Review of A Calculus Of Angels
In Book II of the Age of Unreason series, author Gregory Keyes takes the reader back to a fictional world from our past in which the distinction between science and magic has been blurred. Young Benjamin Franklin has brought together a Junto consisting of various factions from the American colonies and beyond in an effort to defeat the forces of evil preparing its way for the destruction of the human race. Unknown, however, is the fate of London, no word having been heard from that part of the world in many years. Blackbeard the erstwhile Pirate known as Edward Teach leads an armada to England to make a determination of London's status. What they find there horrifies them...

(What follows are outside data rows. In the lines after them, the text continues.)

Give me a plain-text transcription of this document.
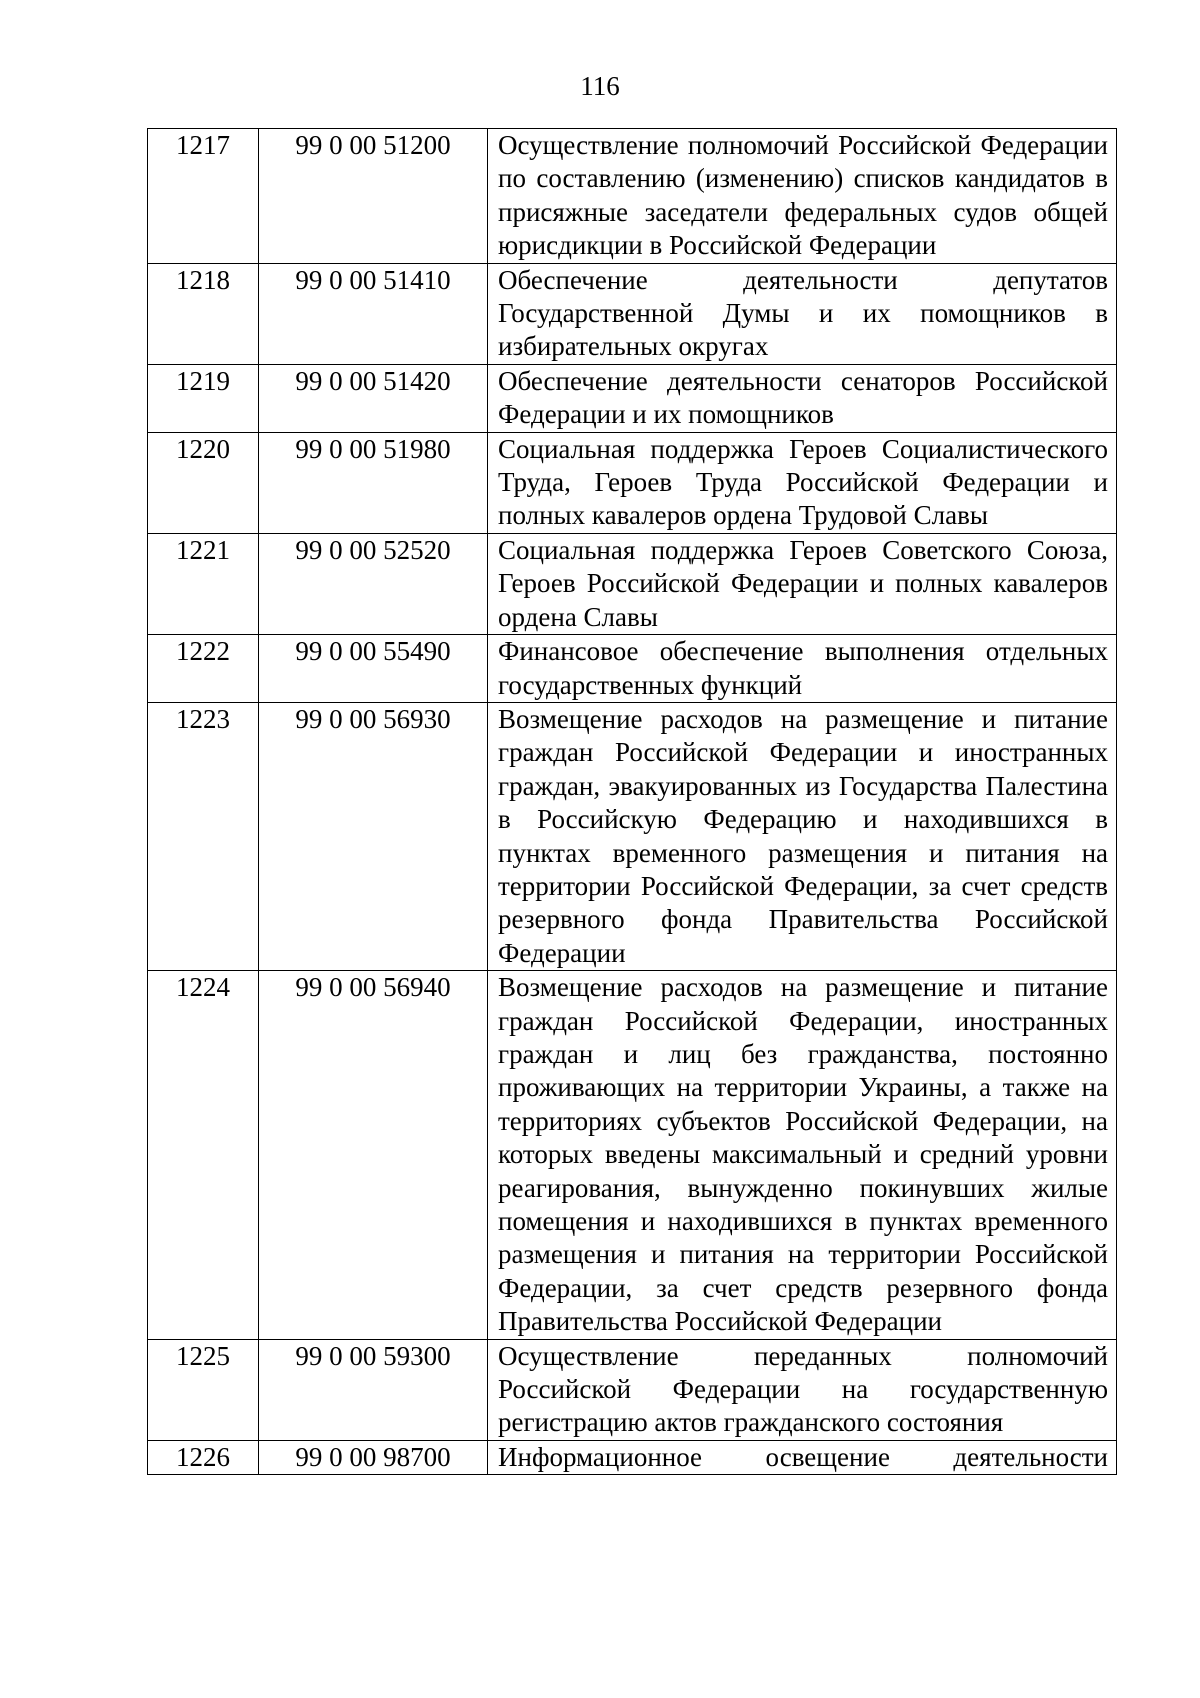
116
1217	99 0 00 51200	Осуществление полномочий Российской Федерации по составлению (изменению) списков кандидатов в присяжные заседатели федеральных судов общей юрисдикции в Российской Федерации
1218	99 0 00 51410	Обеспечение деятельности депутатов Государственной Думы и их помощников в избирательных округах
1219	99 0 00 51420	Обеспечение деятельности сенаторов Российской Федерации и их помощников
1220	99 0 00 51980	Социальная поддержка Героев Социалистического Труда, Героев Труда Российской Федерации и полных кавалеров ордена Трудовой Славы
1221	99 0 00 52520	Социальная поддержка Героев Советского Союза, Героев Российской Федерации и полных кавалеров ордена Славы
1222	99 0 00 55490	Финансовое обеспечение выполнения отдельных государственных функций
1223	99 0 00 56930	Возмещение расходов на размещение и питание граждан Российской Федерации и иностранных граждан, эвакуированных из Государства Палестина в Российскую Федерацию и находившихся в пунктах временного размещения и питания на территории Российской Федерации, за счет средств резервного фонда Правительства Российской Федерации
1224	99 0 00 56940	Возмещение расходов на размещение и питание граждан Российской Федерации, иностранных граждан и лиц без гражданства, постоянно проживающих на территории Украины, а также на территориях субъектов Российской Федерации, на которых введены максимальный и средний уровни реагирования, вынужденно покинувших жилые помещения и находившихся в пунктах временного размещения и питания на территории Российской Федерации, за счет средств резервного фонда Правительства Российской Федерации
1225	99 0 00 59300	Осуществление переданных полномочий Российской Федерации на государственную регистрацию актов гражданского состояния
1226	99 0 00 98700	Информационное освещение деятельности
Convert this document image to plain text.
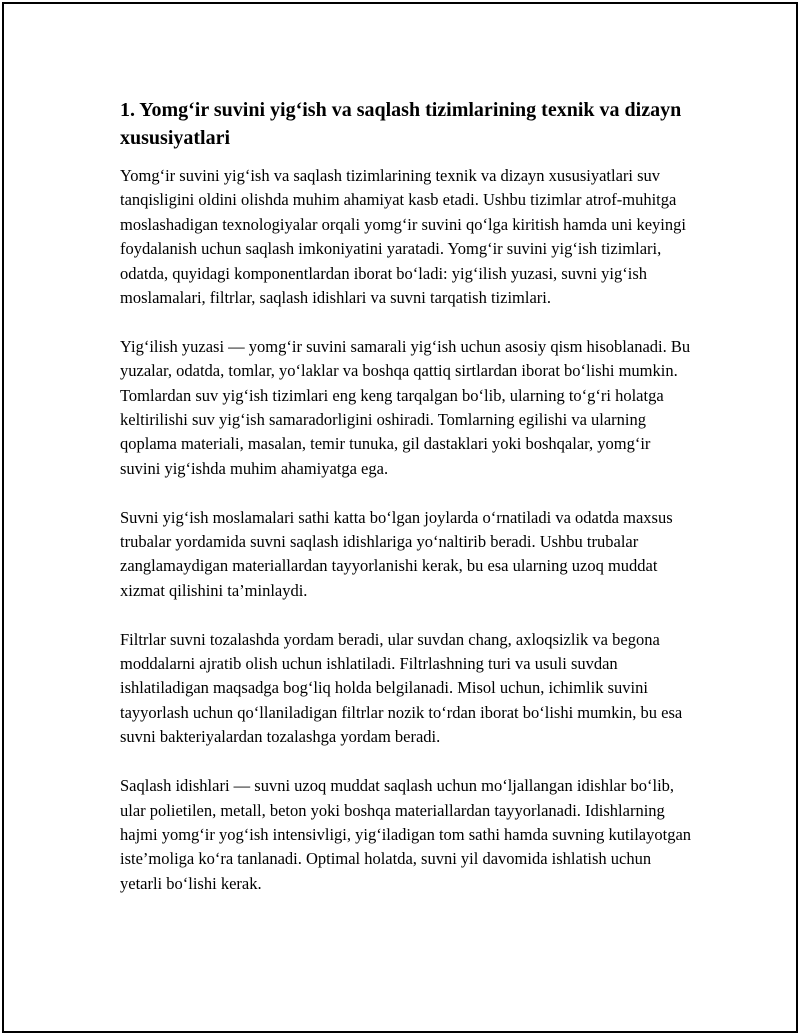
1. Yomg‘ir suvini yig‘ish va saqlash tizimlarining texnik va dizayn xususiyatlari

Yomg‘ir suvini yig‘ish va saqlash tizimlarining texnik va dizayn xususiyatlari suv tanqisligini oldini olishda muhim ahamiyat kasb etadi. Ushbu tizimlar atrof-muhitga moslashadigan texnologiyalar orqali yomg‘ir suvini qo‘lga kiritish hamda uni keyingi foydalanish uchun saqlash imkoniyatini yaratadi. Yomg‘ir suvini yig‘ish tizimlari, odatda, quyidagi komponentlardan iborat bo‘ladi: yig‘ilish yuzasi, suvni yig‘ish moslamalari, filtrlar, saqlash idishlari va suvni tarqatish tizimlari.

Yig‘ilish yuzasi — yomg‘ir suvini samarali yig‘ish uchun asosiy qism hisoblanadi. Bu yuzalar, odatda, tomlar, yo‘laklar va boshqa qattiq sirtlardan iborat bo‘lishi mumkin. Tomlardan suv yig‘ish tizimlari eng keng tarqalgan bo‘lib, ularning to‘g‘ri holatga keltirilishi suv yig‘ish samaradorligini oshiradi. Tomlarning egilishi va ularning qoplama materiali, masalan, temir tunuka, gil dastaklari yoki boshqalar, yomg‘ir suvini yig‘ishda muhim ahamiyatga ega.

Suvni yig‘ish moslamalari sathi katta bo‘lgan joylarda o‘rnatiladi va odatda maxsus trubalar yordamida suvni saqlash idishlariga yo‘naltirib beradi. Ushbu trubalar zanglamaydigan materiallardan tayyorlanishi kerak, bu esa ularning uzoq muddat xizmat qilishini ta’minlaydi.

Filtrlar suvni tozalashda yordam beradi, ular suvdan chang, axloqsizlik va begona moddalarni ajratib olish uchun ishlatiladi. Filtrlashning turi va usuli suvdan ishlatiladigan maqsadga bog‘liq holda belgilanadi. Misol uchun, ichimlik suvini tayyorlash uchun qo‘llaniladigan filtrlar nozik to‘rdan iborat bo‘lishi mumkin, bu esa suvni bakteriyalardan tozalashga yordam beradi.

Saqlash idishlari — suvni uzoq muddat saqlash uchun mo‘ljallangan idishlar bo‘lib, ular polietilen, metall, beton yoki boshqa materiallardan tayyorlanadi. Idishlarning hajmi yomg‘ir yog‘ish intensivligi, yig‘iladigan tom sathi hamda suvning kutilayotgan iste’moliga ko‘ra tanlanadi. Optimal holatda, suvni yil davomida ishlatish uchun yetarli bo‘lishi kerak.
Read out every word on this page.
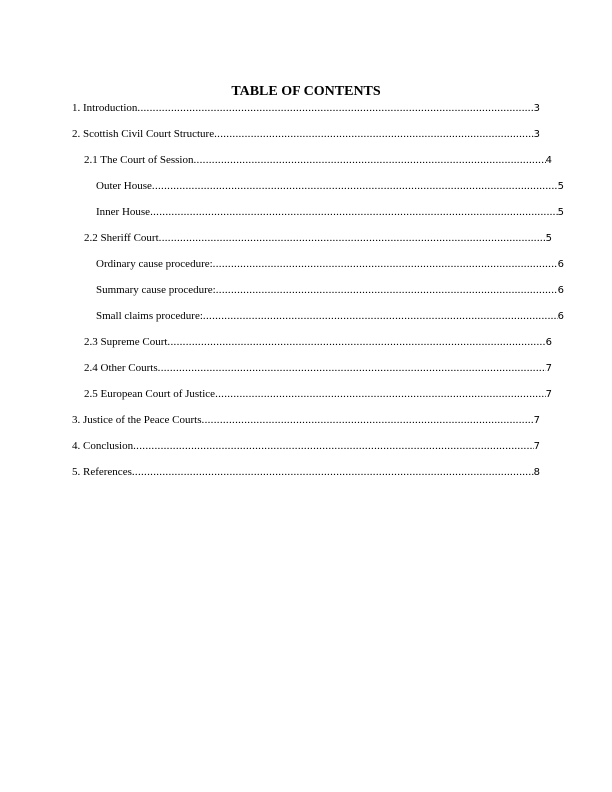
TABLE OF CONTENTS
1. Introduction .....	3
2. Scottish Civil Court Structure .....	3
2.1 The Court of Session .....	4
Outer House .....	5
Inner House .....	5
2.2 Sheriff Court .....	5
Ordinary cause procedure: .....	6
Summary cause procedure: .....	6
Small claims procedure: .....	6
2.3 Supreme Court .....	6
2.4 Other Courts .....	7
2.5 European Court of Justice .....	7
3. Justice of the Peace Courts .....	7
4. Conclusion .....	7
5. References .....	8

I found A Calculus of Angels to be a rather long, drawn-out novel with characters that didn't hold my attention as well as those in the first novel of this series, Newton's Cannon. Matters became confusing to this reader as more and more characters with various foreign and unpronounceable names are drawn into various plot-lines. There are a few moments in the novel which draw the reader's attention. And Keyes has a way of ending each chapter with a cliff-hanger which takes back up two or three chapters later. But by the time I have finished reading the intervening chapter(s), I have to try and remember what passed before, who these people are, why they are doing these things, etc.
All in all, the thesis of this sci-fi series has raised some interesting questions and created novel relationships between people from history who never met in our reality. It's rather fun to see Benjamin Franklin interacting with Sir Isaac Newton, and to watch their character arcs advance. But it creates an environment in the novel in which I'm wishing to get through the plot-line at present in order to get back to the more interesting one.